Column: China’s refined nickel trade signals new production trends

Refined nickel at Glencore’s Nikkelverk refinery in Norway. Credit: Glencore

China’s net imports of refined nickel fell to a near-decade low in 2023, capturing the tectonic shifts playing out in the global production chain.

China’s call on Class I high-purity nickel has been waning for many months as the country ramps up imports of other forms of the metal from Indonesia.

Much of that Indonesian material has traditionally been nickel pig iron (NPI) heading for China’s stainless steel sector.

More recently, trade flows have included rising amounts of matte and mixed hydroxide precipitate (MHP) destined for conversion into electric vehicle batteries.

The latest evolution is the ability of Chinese operators to convert intermediates into refined metal, generating a rise in exports of Class I material.

China's imports of nickel by product 2020-2023
China’s imports of nickel by product 2020-2023

Indonesian trade boom

China’s trade with Indonesia was transformed after the latter banned exports of nickel ore at the start of 2020.

China’s NPI producers had been the main recipients of Indonesian ore and they responded by building processing capacity in Indonesia itself.

Flows of ore between the two countries all but disappeared to be replaced by NPI from the new Indonesian plants.

Most of that material is ultimately destined for China’s huge stainless steel sector and NPI remains the largest-volume category of trade between the two countries, growing by another 47% to 7.92 million metric tons in 2023.

However, increasing amounts of capacity in Indonesia, much of it owned and operated by Chinese company, is now processing the country’s laterite ore into other forms of nickel such as matte and MHP as a metallic route into precursor materials for batteries.

China’s imports of matte have mushroomed from just 10,800 tons in 2020 to 300,500 tons in 2023. Indonesian material accounted for 93% of last year’s intake.

Imports of MHP grew from 336,000 tons in 2020 to 1.32 million tons last year, of which 63% came from Indonesia.

The exponential growth in this Sino-Indonesian trade reflects the continuing boom in Indonesian production that followed the country’s ban on exports of unprocessed ore.

Mined production jumped by 48% from 2021 to 2022 and by another 29% in the first 11 months of 2023, according to the International Nickel Study Group. Indonesia now accounts for over half of global production, compared with a third in 2019.

China's trade in Class I refined nickel
China’s trade in Class I refined nickel

Refined metal

China has historically been a significant net importer of refined nickel to cover the gap between the country’s relatively small refining sector and its burgeoning demand.
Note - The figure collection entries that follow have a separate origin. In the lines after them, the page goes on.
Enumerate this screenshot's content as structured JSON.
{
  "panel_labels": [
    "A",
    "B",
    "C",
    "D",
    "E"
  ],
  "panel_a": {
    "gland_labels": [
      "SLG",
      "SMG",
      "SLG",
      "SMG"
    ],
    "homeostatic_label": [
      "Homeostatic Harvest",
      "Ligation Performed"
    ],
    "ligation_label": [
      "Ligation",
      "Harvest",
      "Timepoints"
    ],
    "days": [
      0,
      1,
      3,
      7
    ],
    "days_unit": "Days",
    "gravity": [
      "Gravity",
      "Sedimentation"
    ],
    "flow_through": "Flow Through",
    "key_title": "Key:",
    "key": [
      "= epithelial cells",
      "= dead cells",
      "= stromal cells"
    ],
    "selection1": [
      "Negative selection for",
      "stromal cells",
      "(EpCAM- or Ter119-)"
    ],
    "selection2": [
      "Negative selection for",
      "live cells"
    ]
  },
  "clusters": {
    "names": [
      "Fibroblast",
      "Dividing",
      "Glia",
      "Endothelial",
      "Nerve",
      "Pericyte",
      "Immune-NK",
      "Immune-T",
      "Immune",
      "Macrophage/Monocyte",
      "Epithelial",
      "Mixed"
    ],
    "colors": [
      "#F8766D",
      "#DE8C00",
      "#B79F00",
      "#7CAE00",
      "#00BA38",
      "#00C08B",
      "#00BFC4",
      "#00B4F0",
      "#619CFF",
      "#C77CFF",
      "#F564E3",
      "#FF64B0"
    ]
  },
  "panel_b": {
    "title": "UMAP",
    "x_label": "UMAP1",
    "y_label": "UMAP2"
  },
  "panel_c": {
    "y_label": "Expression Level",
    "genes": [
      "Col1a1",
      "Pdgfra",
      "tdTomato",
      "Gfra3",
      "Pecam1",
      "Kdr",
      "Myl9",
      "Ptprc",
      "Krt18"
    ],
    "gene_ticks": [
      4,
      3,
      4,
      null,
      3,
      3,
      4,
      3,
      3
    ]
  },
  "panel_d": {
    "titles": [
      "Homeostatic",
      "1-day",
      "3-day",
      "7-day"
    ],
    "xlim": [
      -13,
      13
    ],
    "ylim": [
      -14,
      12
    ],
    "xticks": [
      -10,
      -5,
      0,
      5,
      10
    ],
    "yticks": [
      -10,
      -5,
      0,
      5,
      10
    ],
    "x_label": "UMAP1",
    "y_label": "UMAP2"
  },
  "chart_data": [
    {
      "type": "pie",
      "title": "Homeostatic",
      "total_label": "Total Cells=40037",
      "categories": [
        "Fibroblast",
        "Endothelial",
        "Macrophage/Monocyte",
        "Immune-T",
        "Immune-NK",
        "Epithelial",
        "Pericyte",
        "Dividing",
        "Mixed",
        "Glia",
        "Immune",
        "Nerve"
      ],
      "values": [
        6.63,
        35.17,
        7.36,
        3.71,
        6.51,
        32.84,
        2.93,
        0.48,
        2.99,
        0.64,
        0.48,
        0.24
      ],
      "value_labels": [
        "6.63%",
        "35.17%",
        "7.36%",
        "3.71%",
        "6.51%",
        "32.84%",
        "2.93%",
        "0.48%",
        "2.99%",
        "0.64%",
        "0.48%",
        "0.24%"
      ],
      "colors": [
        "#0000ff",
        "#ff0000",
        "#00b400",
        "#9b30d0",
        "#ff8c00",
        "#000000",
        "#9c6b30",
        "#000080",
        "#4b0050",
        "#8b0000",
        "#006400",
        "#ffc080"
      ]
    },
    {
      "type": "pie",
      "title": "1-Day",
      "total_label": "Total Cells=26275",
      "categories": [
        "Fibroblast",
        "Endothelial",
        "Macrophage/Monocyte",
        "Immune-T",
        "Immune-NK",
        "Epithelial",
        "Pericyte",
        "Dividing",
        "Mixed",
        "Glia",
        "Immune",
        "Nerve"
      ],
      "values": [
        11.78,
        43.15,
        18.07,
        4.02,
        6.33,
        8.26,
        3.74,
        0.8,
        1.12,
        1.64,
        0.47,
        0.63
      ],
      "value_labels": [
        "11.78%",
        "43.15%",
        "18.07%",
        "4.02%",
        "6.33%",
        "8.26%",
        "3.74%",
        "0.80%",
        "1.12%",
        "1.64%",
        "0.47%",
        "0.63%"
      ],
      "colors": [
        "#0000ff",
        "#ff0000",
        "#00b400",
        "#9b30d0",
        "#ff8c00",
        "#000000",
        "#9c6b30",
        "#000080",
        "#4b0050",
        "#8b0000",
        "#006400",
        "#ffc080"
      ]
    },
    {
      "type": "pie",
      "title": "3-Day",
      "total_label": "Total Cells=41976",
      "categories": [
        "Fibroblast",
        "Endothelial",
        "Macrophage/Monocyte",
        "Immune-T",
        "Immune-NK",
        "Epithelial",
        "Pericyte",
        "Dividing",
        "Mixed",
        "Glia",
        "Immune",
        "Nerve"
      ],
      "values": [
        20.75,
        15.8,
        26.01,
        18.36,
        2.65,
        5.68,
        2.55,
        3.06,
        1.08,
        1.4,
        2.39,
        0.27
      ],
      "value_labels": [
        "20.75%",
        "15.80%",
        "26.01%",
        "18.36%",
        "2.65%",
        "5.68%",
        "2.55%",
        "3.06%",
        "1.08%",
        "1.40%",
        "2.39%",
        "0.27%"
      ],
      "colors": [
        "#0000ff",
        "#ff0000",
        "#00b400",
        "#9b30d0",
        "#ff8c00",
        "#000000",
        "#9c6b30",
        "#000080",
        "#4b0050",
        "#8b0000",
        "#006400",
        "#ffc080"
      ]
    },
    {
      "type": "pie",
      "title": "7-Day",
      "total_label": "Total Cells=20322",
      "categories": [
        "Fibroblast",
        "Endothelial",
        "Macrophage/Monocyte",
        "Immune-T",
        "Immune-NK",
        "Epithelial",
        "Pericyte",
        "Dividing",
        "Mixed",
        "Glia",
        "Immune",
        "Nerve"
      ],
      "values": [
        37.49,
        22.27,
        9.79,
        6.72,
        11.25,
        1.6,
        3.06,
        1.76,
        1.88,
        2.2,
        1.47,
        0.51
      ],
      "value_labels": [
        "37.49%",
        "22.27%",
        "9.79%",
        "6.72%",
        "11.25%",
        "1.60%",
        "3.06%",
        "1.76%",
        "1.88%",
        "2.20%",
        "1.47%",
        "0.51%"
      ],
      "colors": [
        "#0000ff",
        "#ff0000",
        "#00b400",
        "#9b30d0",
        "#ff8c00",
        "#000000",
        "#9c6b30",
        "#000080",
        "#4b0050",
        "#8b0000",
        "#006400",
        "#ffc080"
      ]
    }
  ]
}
However, the ever-rising flow of Indonesian nickel intermediate materials has significantly damped import demand for Class I high-purity metal.
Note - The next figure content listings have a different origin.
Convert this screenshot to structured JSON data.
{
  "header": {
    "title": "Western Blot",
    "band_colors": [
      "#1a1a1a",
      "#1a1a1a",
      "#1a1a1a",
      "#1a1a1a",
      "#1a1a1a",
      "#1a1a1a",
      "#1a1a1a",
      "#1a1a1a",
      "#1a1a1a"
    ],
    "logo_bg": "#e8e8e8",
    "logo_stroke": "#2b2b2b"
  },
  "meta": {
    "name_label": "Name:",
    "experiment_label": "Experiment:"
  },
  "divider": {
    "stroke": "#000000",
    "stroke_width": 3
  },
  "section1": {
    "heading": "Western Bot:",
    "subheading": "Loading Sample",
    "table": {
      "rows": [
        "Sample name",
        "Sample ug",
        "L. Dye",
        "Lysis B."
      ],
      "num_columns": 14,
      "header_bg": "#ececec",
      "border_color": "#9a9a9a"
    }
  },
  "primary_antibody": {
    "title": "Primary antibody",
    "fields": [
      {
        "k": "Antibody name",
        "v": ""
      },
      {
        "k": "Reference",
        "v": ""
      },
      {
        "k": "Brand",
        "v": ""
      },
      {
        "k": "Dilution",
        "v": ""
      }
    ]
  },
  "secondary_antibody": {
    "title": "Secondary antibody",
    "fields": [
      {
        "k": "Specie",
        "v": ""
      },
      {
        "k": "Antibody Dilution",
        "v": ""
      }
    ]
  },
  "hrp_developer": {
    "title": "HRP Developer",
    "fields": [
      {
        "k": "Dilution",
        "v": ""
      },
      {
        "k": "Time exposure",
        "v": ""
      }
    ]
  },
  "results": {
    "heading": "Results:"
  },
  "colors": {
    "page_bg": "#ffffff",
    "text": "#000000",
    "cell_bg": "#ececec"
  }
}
Last year’s imports of 91,000 tons were down by 42% on 2022 levels and the lowest annual tally since 2005.

But the real game-changer in China’s Class I trade patterns has been rising exports of refined metal.

China has occasionally flipped to net exporter in the past but only briefly and in reaction to one-off events.
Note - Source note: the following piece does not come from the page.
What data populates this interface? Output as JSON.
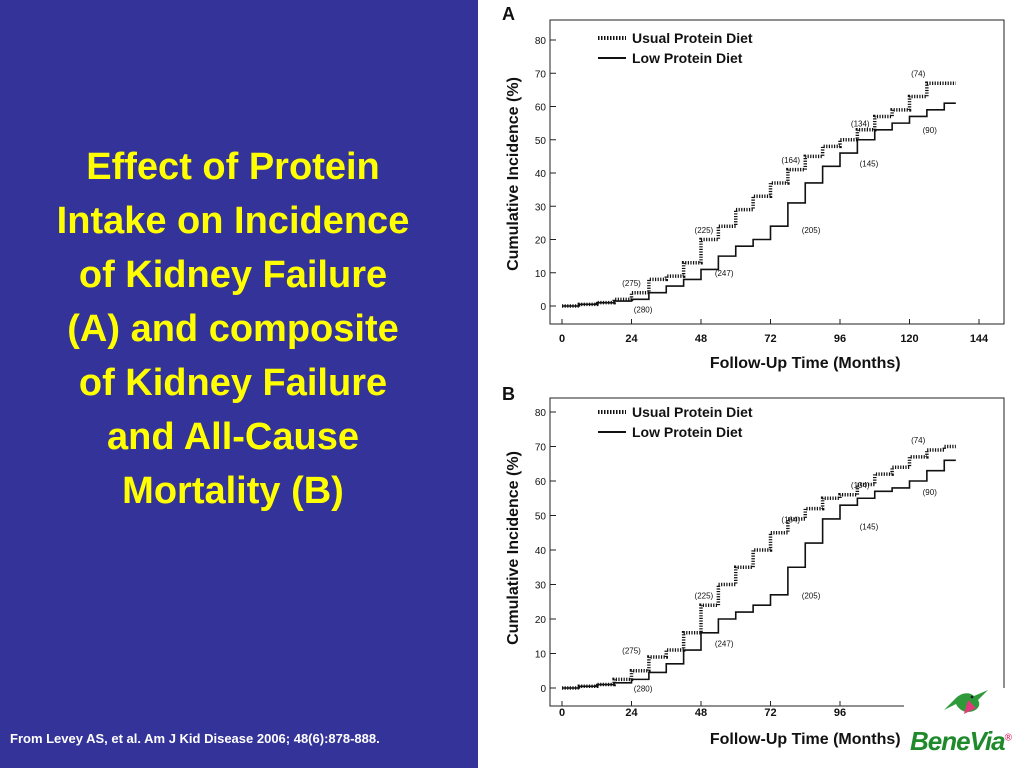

The Qingdao port scandal of 2014, which involved multiple pledging of metal being used as collateral in financing deals, generated a mass exit of nickel, copper and aluminium from bonded warehouses to safe-haven storage in other countries.

Net imports of refined nickel slumped to just 16,000 tons that year, which was the lowest annual total since the start of the century.

Exports in recent months, by contrast, have been moving higher without any external pull.

Rather, this outbound flow reflects a new generation of Chinese plants converting intermediate product to refined metal, a processing breakthrough that is closing the gap between Class I and Class II nickel.

December’s exports totalled 7,520 tons, the highest monthly total since October 2019, when metal was drawn out of China by a ferocious short squeeze on the London Metal Exchange.

The combination of lower imports and increased outbound flows reduced China’s net imports to 55,000 tons in 2023, the second lowest annual count this century.

Emerging sulphate market

Chinese operators are not just converting Indonesian ore into refined metal. They are also transforming it into nickel sulphate, which is the form of the metal used as a battery input.

China has lifted imports of sulphate in line with its expanding battery capacity. The two main traditional suppliers were Finland and South Korea.

That changed last year with imports from Indonesia jumping from zero to 60,000 tons.

But China is now also producing sulphate in the domestic market with exports ticking steadily higher. Outbound flows are still small relative to what is arriving every month but total sulphate exports leapt from just 2,000 tons in 2022 to 17,000 tons last year.

It seems quite possible that just as the processing and price disconnect between Class I and Class II nickel narrows, a whole new sulphate sub-market is starting to take shape.

That may have ramifications for nickel’s already problematic pricing model. But it underlines to what extent Indonesia’s nickel trade with China is defining the global nickel market.

(The opinions expressed here are those of the author, Andy Home, a columnist for Reuters.)